← Evaluating AI Output
Tomorrow Ready  ·  Evaluating AI Output

Before the Method, the Judgement: The Evaluation Gate

Subject adaptation  ·  Years 11–13  ·  Mathematics and Statistics  ·  Field-Based STEM  ·  Tony Jones
Tools can now select statistical methods and produce correctly formatted solutions at speed. The risk is not wrong answers. It is correct ones reached without any evaluation of why a particular method fits this data and this question. When method selection is automated, statistical reasoning has no work to do — and statistical reasoning is what the assessment is designed to measure.
Name candidatesTwo or three approaches
Name the criterionWhat makes one fit
Justify the choiceBefore any tool or calculation
Gate travels with submissionTimestamped process evidence
The strategy — five steps
1
Present the task. No tools yet.

Before students open any tool or begin any calculation, ask them to write down two or three approaches they could use to address the statistical task or problem. This is not a test of prior knowledge — it is a prompt to think before selecting.

2
Name one criterion.

Ask students to name one criterion that would make an approach appropriate for this specific context — the type of data, the number of variables, what the question is actually asking, or the size of the sample. Students choose the criterion most relevant to their problem, not the easiest one to write.

3
Compare and justify.

Students compare their candidate approaches against that criterion and select one. They write two to three sentences justifying the choice: why this method fits the data and the question, and what a different approach would miss or get wrong. The justification must name the specific context — not a general rule.

4
Collect the Gate record before tool use begins.

The Evaluation Gate record is a timestamped record of reasoning that predates the solution. Collect it before any tool use or calculation begins. A correct solution reached by any means cannot provide this evidence on its own — the Gate exists because the solution cannot.

5
The Gate travels with the final submission.

Students complete the task using their chosen method. The Gate record is submitted alongside the solution — not as additional work, but as the evidence that the method was evaluated rather than selected automatically.

Year-level examples
Years 9–10 — Introduction

Before any data analysis task, ask students to name two ways they could display this data and write one sentence explaining why one is better for the specific question being asked. This is the Gate at its simplest — two candidates, one criterion, one sentence. It builds the habit of evaluating before selecting without the full formal record required at senior level.

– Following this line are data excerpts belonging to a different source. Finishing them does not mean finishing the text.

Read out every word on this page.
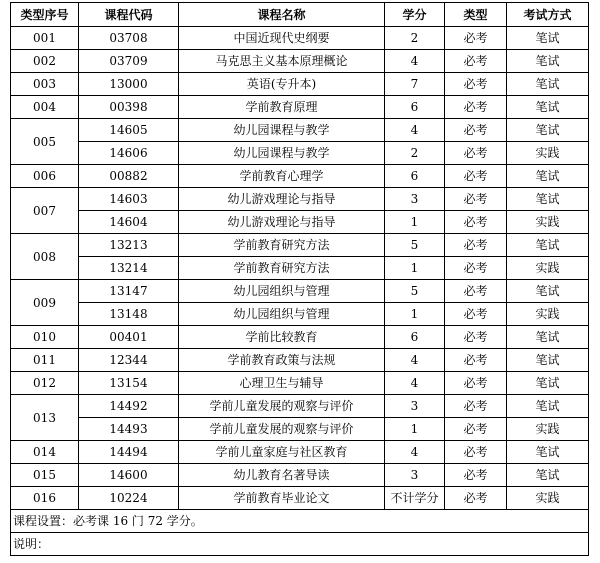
类型序号	课程代码	课程名称	学分	类型	考试方式
001	03708	中国近现代史纲要	2	必考	笔试
002	03709	马克思主义基本原理概论	4	必考	笔试
003	13000	英语(专升本)	7	必考	笔试
004	00398	学前教育原理	6	必考	笔试
005	14605	幼儿园课程与教学	4	必考	笔试
	14606	幼儿园课程与教学	2	必考	实践
006	00882	学前教育心理学	6	必考	笔试
007	14603	幼儿游戏理论与指导	3	必考	笔试
	14604	幼儿游戏理论与指导	1	必考	实践
008	13213	学前教育研究方法	5	必考	笔试
	13214	学前教育研究方法	1	必考	实践
009	13147	幼儿园组织与管理	5	必考	笔试
	13148	幼儿园组织与管理	1	必考	实践
010	00401	学前比较教育	6	必考	笔试
011	12344	学前教育政策与法规	4	必考	笔试
012	13154	心理卫生与辅导	4	必考	笔试
013	14492	学前儿童发展的观察与评价	3	必考	笔试
	14493	学前儿童发展的观察与评价	1	必考	实践
014	14494	学前儿童家庭与社区教育	4	必考	笔试
015	14600	幼儿教育名著导读	3	必考	笔试
016	10224	学前教育毕业论文	不计学分	必考	实践
课程设置：必考课 16 门 72 学分。					
说明：					
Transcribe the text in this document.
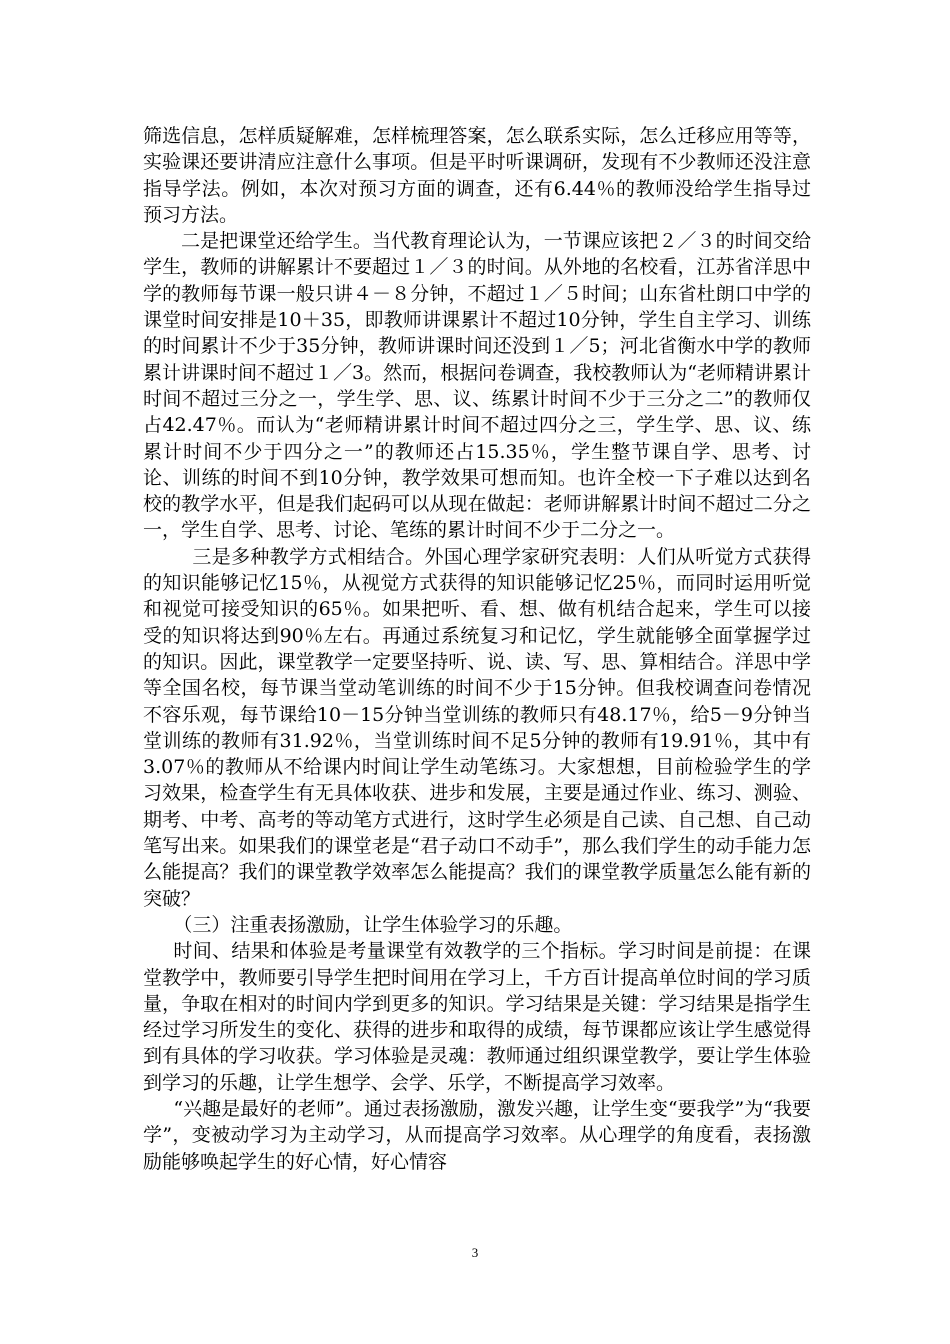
筛选信息，怎样质疑解难，怎样梳理答案，怎么联系实际，怎么迁移应用等等，实验课还要讲清应注意什么事项。但是平时听课调研，发现有不少教师还没注意指导学法。例如，本次对预习方面的调查，还有6.44％的教师没给学生指导过预习方法。

二是把课堂还给学生。当代教育理论认为，一节课应该把２／３的时间交给学生，教师的讲解累计不要超过１／３的时间。从外地的名校看，江苏省洋思中学的教师每节课一般只讲４－８分钟，不超过１／５时间；山东省杜朗口中学的课堂时间安排是10＋35，即教师讲课累计不超过10分钟，学生自主学习、训练的时间累计不少于35分钟，教师讲课时间还没到１／5；河北省衡水中学的教师累计讲课时间不超过１／3。然而，根据问卷调查，我校教师认为“老师精讲累计时间不超过三分之一，学生学、思、议、练累计时间不少于三分之二”的教师仅占42.47％。而认为“老师精讲累计时间不超过四分之三，学生学、思、议、练累计时间不少于四分之一”的教师还占15.35％，学生整节课自学、思考、讨论、训练的时间不到10分钟，教学效果可想而知。也许全校一下子难以达到名校的教学水平，但是我们起码可以从现在做起：老师讲解累计时间不超过二分之一，学生自学、思考、讨论、笔练的累计时间不少于二分之一。

三是多种教学方式相结合。外国心理学家研究表明：人们从听觉方式获得的知识能够记忆15％，从视觉方式获得的知识能够记忆25％，而同时运用听觉和视觉可接受知识的65％。如果把听、看、想、做有机结合起来，学生可以接受的知识将达到90％左右。再通过系统复习和记忆，学生就能够全面掌握学过的知识。因此，课堂教学一定要坚持听、说、读、写、思、算相结合。洋思中学等全国名校，每节课当堂动笔训练的时间不少于15分钟。但我校调查问卷情况不容乐观，每节课给10－15分钟当堂训练的教师只有48.17％，给5－9分钟当堂训练的教师有31.92％，当堂训练时间不足5分钟的教师有19.91％，其中有3.07％的教师从不给课内时间让学生动笔练习。大家想想，目前检验学生的学习效果，检查学生有无具体收获、进步和发展，主要是通过作业、练习、测验、期考、中考、高考的等动笔方式进行，这时学生必须是自己读、自己想、自己动笔写出来。如果我们的课堂老是“君子动口不动手”，那么我们学生的动手能力怎么能提高？我们的课堂教学效率怎么能提高？我们的课堂教学质量怎么能有新的突破？

（三）注重表扬激励，让学生体验学习的乐趣。

时间、结果和体验是考量课堂有效教学的三个指标。学习时间是前提：在课堂教学中，教师要引导学生把时间用在学习上，千方百计提高单位时间的学习质量，争取在相对的时间内学到更多的知识。学习结果是关键：学习结果是指学生经过学习所发生的变化、获得的进步和取得的成绩，每节课都应该让学生感觉得到有具体的学习收获。学习体验是灵魂：教师通过组织课堂教学，要让学生体验到学习的乐趣，让学生想学、会学、乐学，不断提高学习效率。

“兴趣是最好的老师”。通过表扬激励，激发兴趣，让学生变“要我学”为“我要学”，变被动学习为主动学习，从而提高学习效率。从心理学的角度看，表扬激励能够唤起学生的好心情，好心情容

3
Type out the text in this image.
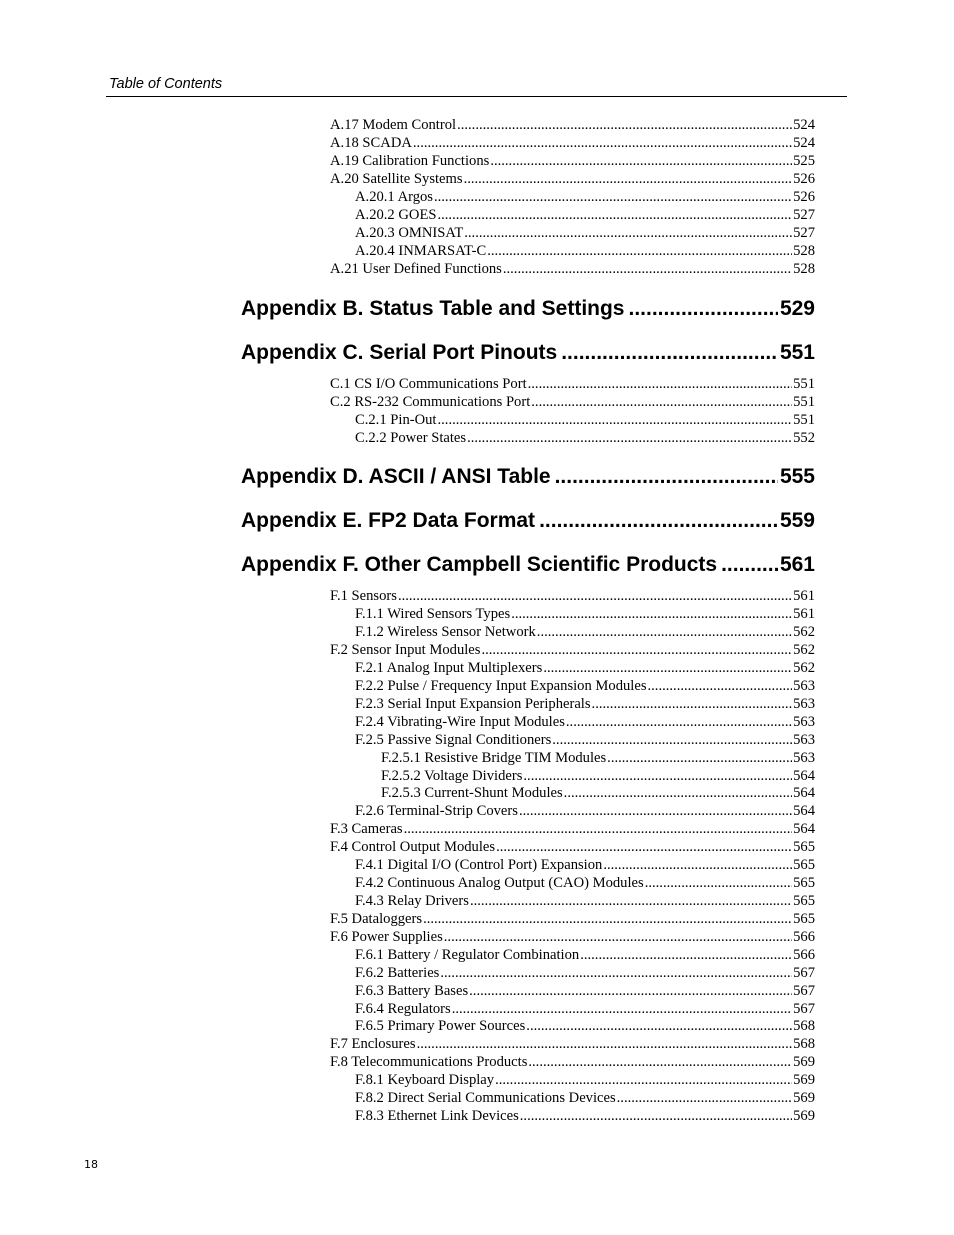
Table of Contents
A.17 Modem Control .....	524
A.18 SCADA .....	524
A.19 Calibration Functions .....	525
A.20 Satellite Systems .....	526
A.20.1 Argos .....	526
A.20.2 GOES .....	527
A.20.3 OMNISAT .....	527
A.20.4 INMARSAT-C .....	528
A.21 User Defined Functions .....	528
Appendix B. Status Table and Settings .....	529
Appendix C. Serial Port Pinouts .....	551
C.1 CS I/O Communications Port .....	551
C.2 RS-232 Communications Port .....	551
C.2.1 Pin-Out .....	551
C.2.2 Power States .....	552
Appendix D. ASCII / ANSI Table .....	555
Appendix E. FP2 Data Format .....	559
Appendix F. Other Campbell Scientific Products .....	561
F.1 Sensors .....	561
F.1.1 Wired Sensors Types .....	561
F.1.2 Wireless Sensor Network .....	562
F.2 Sensor Input Modules .....	562
F.2.1 Analog Input Multiplexers .....	562
F.2.2 Pulse / Frequency Input Expansion Modules .....	563
F.2.3 Serial Input Expansion Peripherals .....	563
F.2.4 Vibrating-Wire Input Modules .....	563
F.2.5 Passive Signal Conditioners .....	563
F.2.5.1 Resistive Bridge TIM Modules .....	563
F.2.5.2 Voltage Dividers .....	564
F.2.5.3 Current-Shunt Modules .....	564
F.2.6 Terminal-Strip Covers .....	564
F.3 Cameras .....	564
F.4 Control Output Modules .....	565
F.4.1 Digital I/O (Control Port) Expansion .....	565
F.4.2 Continuous Analog Output (CAO) Modules .....	565
F.4.3 Relay Drivers .....	565
F.5 Dataloggers .....	565
F.6 Power Supplies .....	566
F.6.1 Battery / Regulator Combination .....	566
F.6.2 Batteries .....	567
F.6.3 Battery Bases .....	567
F.6.4 Regulators .....	567
F.6.5 Primary Power Sources .....	568
F.7 Enclosures .....	568
F.8 Telecommunications Products .....	569
F.8.1 Keyboard Display .....	569
F.8.2 Direct Serial Communications Devices .....	569
F.8.3 Ethernet Link Devices .....	569
18
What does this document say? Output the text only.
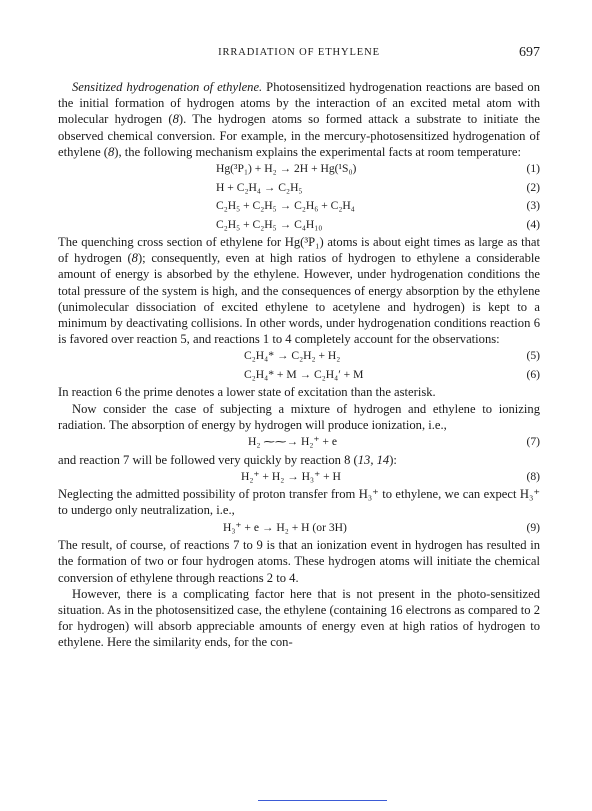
IRRADIATION OF ETHYLENE	697

Sensitized hydrogenation of ethylene. Photosensitized hydrogenation reactions are based on the initial formation of hydrogen atoms by the interaction of an excited metal atom with molecular hydrogen (8). The hydrogen atoms so formed attack a substrate to initiate the observed chemical conversion. For example, in the mercury-photosensitized hydrogenation of ethylene (8), the following mechanism explains the experimental facts at room temperature:

Hg(³P₁) + H₂ → 2H + Hg(¹S₀)	(1)
H + C₂H₄ → C₂H₅	(2)
C₂H₅ + C₂H₅ → C₂H₆ + C₂H₄	(3)
C₂H₅ + C₂H₅ → C₄H₁₀	(4)

The quenching cross section of ethylene for Hg(³P₁) atoms is about eight times as large as that of hydrogen (8); consequently, even at high ratios of hydrogen to ethylene a considerable amount of energy is absorbed by the ethylene. However, under hydrogenation conditions the total pressure of the system is high, and the consequences of energy absorption by the ethylene (unimolecular dissociation of excited ethylene to acetylene and hydrogen) is kept to a minimum by deactivating collisions. In other words, under hydrogenation conditions reaction 6 is favored over reaction 5, and reactions 1 to 4 completely account for the observations:

C₂H₄* → C₂H₂ + H₂	(5)
C₂H₄* + M → C₂H₄′ + M	(6)

In reaction 6 the prime denotes a lower state of excitation than the asterisk.

Now consider the case of subjecting a mixture of hydrogen and ethylene to ionizing radiation. The absorption of energy by hydrogen will produce ionization, i.e.,

H₂ ⁓⁓→ H₂⁺ + e	(7)

and reaction 7 will be followed very quickly by reaction 8 (13, 14):

H₂⁺ + H₂ → H₃⁺ + H	(8)

Neglecting the admitted possibility of proton transfer from H₃⁺ to ethylene, we can expect H₃⁺ to undergo only neutralization, i.e.,

H₃⁺ + e → H₂ + H (or 3H)	(9)

The result, of course, of reactions 7 to 9 is that an ionization event in hydrogen has resulted in the formation of two or four hydrogen atoms. These hydrogen atoms will initiate the chemical conversion of ethylene through reactions 2 to 4.

However, there is a complicating factor here that is not present in the photo-sensitized situation. As in the photosensitized case, the ethylene (containing 16 electrons as compared to 2 for hydrogen) will absorb appreciable amounts of energy even at high ratios of hydrogen to ethylene. Here the similarity ends, for the con-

Years 11–12 — Statistical methods

Before any internally assessed statistical investigation, students complete a Gate record: two or three candidate methods, one criterion written in the student's own words (not copied from a definition), and two to three sentences of justification naming the specific data type, variable count, and question purpose. The record is submitted with the investigation as process evidence of statistical reasoning.

Year 13 — NCEA Level 3

For Level 3 statistical inference or time series standards, the Evaluation Gate record addresses NZQA's authenticity expectations directly. A student who can write that they chose a particular inference method because the data is numerical, the groups are independent, and the sample size exceeds the threshold for the relevant test has demonstrated statistical literacy that no solution alone can evidence. The Gate record is the visible, assessable proof.

Why it holds up
Decision checkpoint

The Gate record is produced before any tool can generate a solution, so it cannot be reverse-engineered from a correct answer. A student who can name why a method is appropriate for this specific data and question, and what an alternative approach would miss, has engaged in the evaluative thinking that underpins statistical literacy. That thinking is visible, assessable, and secure.

Teacher judgement note — NCEA alignment

For students working towards internally assessed achievement standards, the Evaluation Gate record functions as process evidence of statistical reasoning, which aligns directly with NZQA's authenticity expectations for work at this level. The record does not add assessment burden — it makes visible the thinking that the standard assumes is present but that a correct solution alone cannot confirm.